MARTAPURA, borneoinfonews.com – Siaran langsung TikTok ruang pelayanan desa berujung teguran terbuka. Seorang perempuan yang disebut sebagai perangkat Desa Awang Bangkal Barat, Kecamatan Karang Intan, Kabupaten Banjar, terekam melakukan live di sela jam kerja hingga menuai sorotan warganet.
Sebuah video yang menampilkan perempuan tersebut kemudian viral di media sosial. Dalam video yang beredar, ia terlihat melakukan siaran langsung dari Ruang Pelayanan Desa Awang Bangkal Barat. Aktivitas itu memicu perhatian publik dan mendapat teguran dari sejumlah akun, salah satunya akun bernama Dinas Pengawasan Kalsel yang diduga dikelola oleh Badan Kepegawaian Daerah (BKD) Kalimantan Selatan.
Video tersebut diunggah ulang oleh akun TikTok @khalampeso.camate pada Jumat (23/1/2026). Teguran disampaikan langsung melalui kolom komentar saat siaran langsung berlangsung.
“Peringatan tegas kepada seluruh ASN/PNS/P3K serta pegawai yang menerima gaji dari anggaran negara agar tidak melakukan siaran langsung (live) di jam kerja. Terima kasih. @DINAS PENGAWASAN KAL-SEL,” tulis akun tersebut dalam keterangan unggahan.
Berdasarkan keterangan pada video, siaran langsung itu dilakukan sekitar pukul 08.16 Wita dan disaksikan sedikitnya oleh 78 akun lain yang turut aktif memberikan komentar. Dalam siaran tersebut, perempuan itu terlihat berinteraksi dengan penonton serta menjawab sejumlah pertanyaan.
Tak lama berselang, akun bernama TikTok Indonesia turut memberikan peringatan agar yang bersangkutan tidak melakukan siaran langsung di jam kerja. Teguran itu disampaikan karena perempuan tersebut diduga bertugas di bagian pelayanan masyarakat.

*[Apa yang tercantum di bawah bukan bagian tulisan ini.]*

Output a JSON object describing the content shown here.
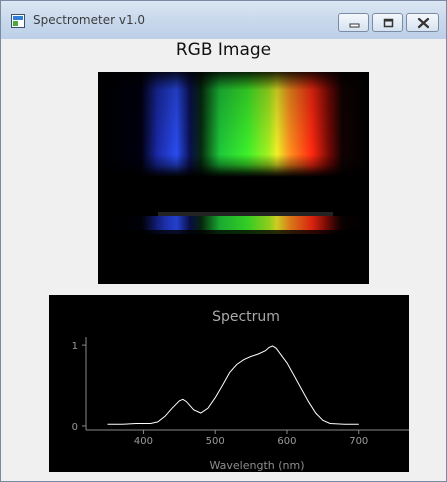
{
  "window": {
    "title": "Spectrometer v1.0",
    "controls": [
      "minimize",
      "maximize",
      "close"
    ]
  },
  "image_panel": {
    "title": "RGB Image"
  },
  "chart_data": {
    "type": "line",
    "title": "Spectrum",
    "xlabel": "Wavelength (nm)",
    "ylabel": "",
    "xlim": [
      320,
      770
    ],
    "ylim": [
      -0.05,
      1.1
    ],
    "xticks": [
      400,
      500,
      600,
      700
    ],
    "yticks": [
      0,
      1
    ],
    "background": "#000000",
    "line_color": "#ffffff",
    "x": [
      350,
      370,
      390,
      410,
      420,
      430,
      440,
      450,
      455,
      460,
      470,
      480,
      490,
      500,
      510,
      520,
      530,
      540,
      550,
      560,
      570,
      575,
      580,
      585,
      590,
      600,
      610,
      620,
      630,
      640,
      650,
      660,
      680,
      700
    ],
    "y": [
      0.02,
      0.02,
      0.03,
      0.03,
      0.05,
      0.12,
      0.22,
      0.31,
      0.33,
      0.3,
      0.2,
      0.16,
      0.22,
      0.35,
      0.5,
      0.66,
      0.76,
      0.82,
      0.86,
      0.89,
      0.93,
      0.97,
      0.99,
      0.96,
      0.9,
      0.78,
      0.62,
      0.46,
      0.3,
      0.16,
      0.07,
      0.03,
      0.02,
      0.02
    ]
  }
}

“Peringatan keras ASN/PNS dilarang live waktu jam kerja!” tulis akun tersebut.
Menanggapi peringatan tersebut, perempuan itu menyatakan bahwa dirinya bukan berstatus ASN maupun PNS.

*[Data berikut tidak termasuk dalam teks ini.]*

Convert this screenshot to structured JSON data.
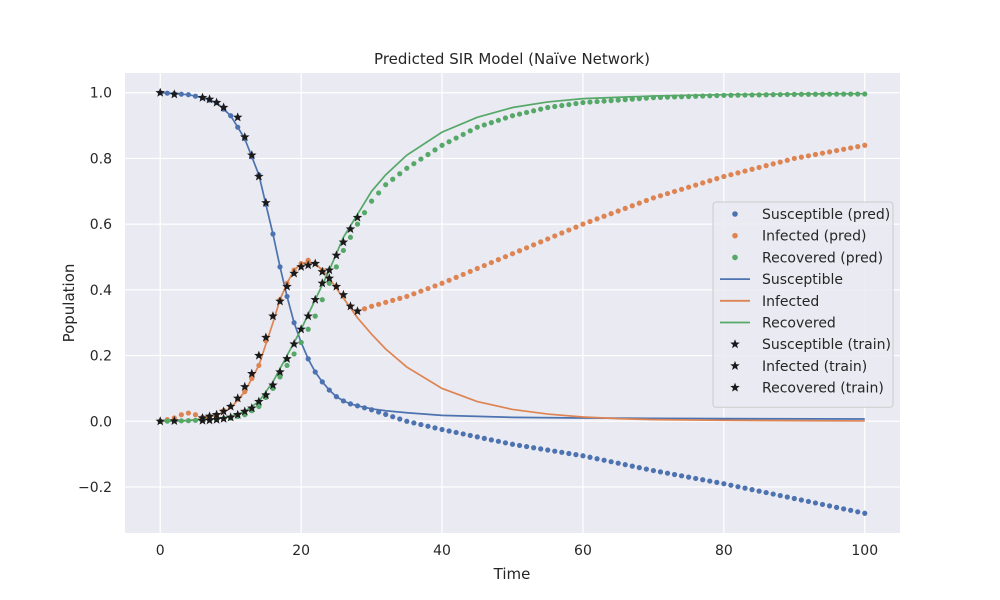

“Kami ini bukan ASN, kami perangkat desa saja,” ujarnya dalam siaran langsung.
Meski demikian, teguran kembali disampaikan oleh akun Dinas Pengawasan Kalsel melalui kolom komentar.

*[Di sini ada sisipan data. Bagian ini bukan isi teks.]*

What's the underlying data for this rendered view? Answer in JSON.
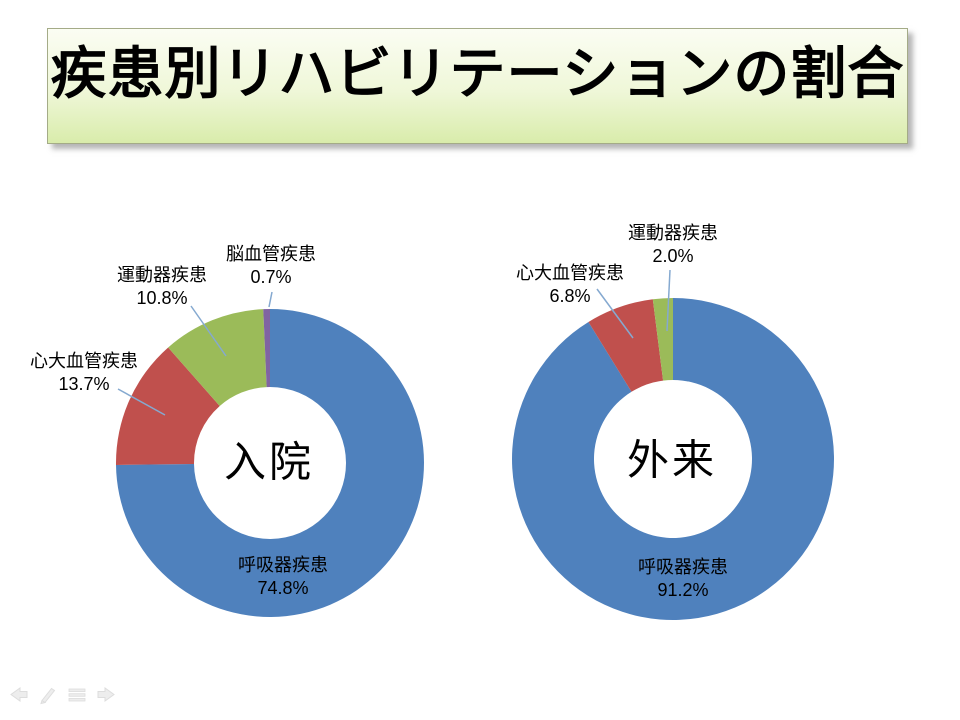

“PERINGATAN TEGAS!! Kepada seluruh ASN agar tidak melakukan siaran langsung (live) pada jam kerja,” tulis akun tersebut.
Hingga berita ini diterbitkan, belum ada keterangan resmi dari Pemerintah Desa Awang Bangkal Barat maupun instansi terkait mengenai peristiwa tersebut.(bin/rasyad)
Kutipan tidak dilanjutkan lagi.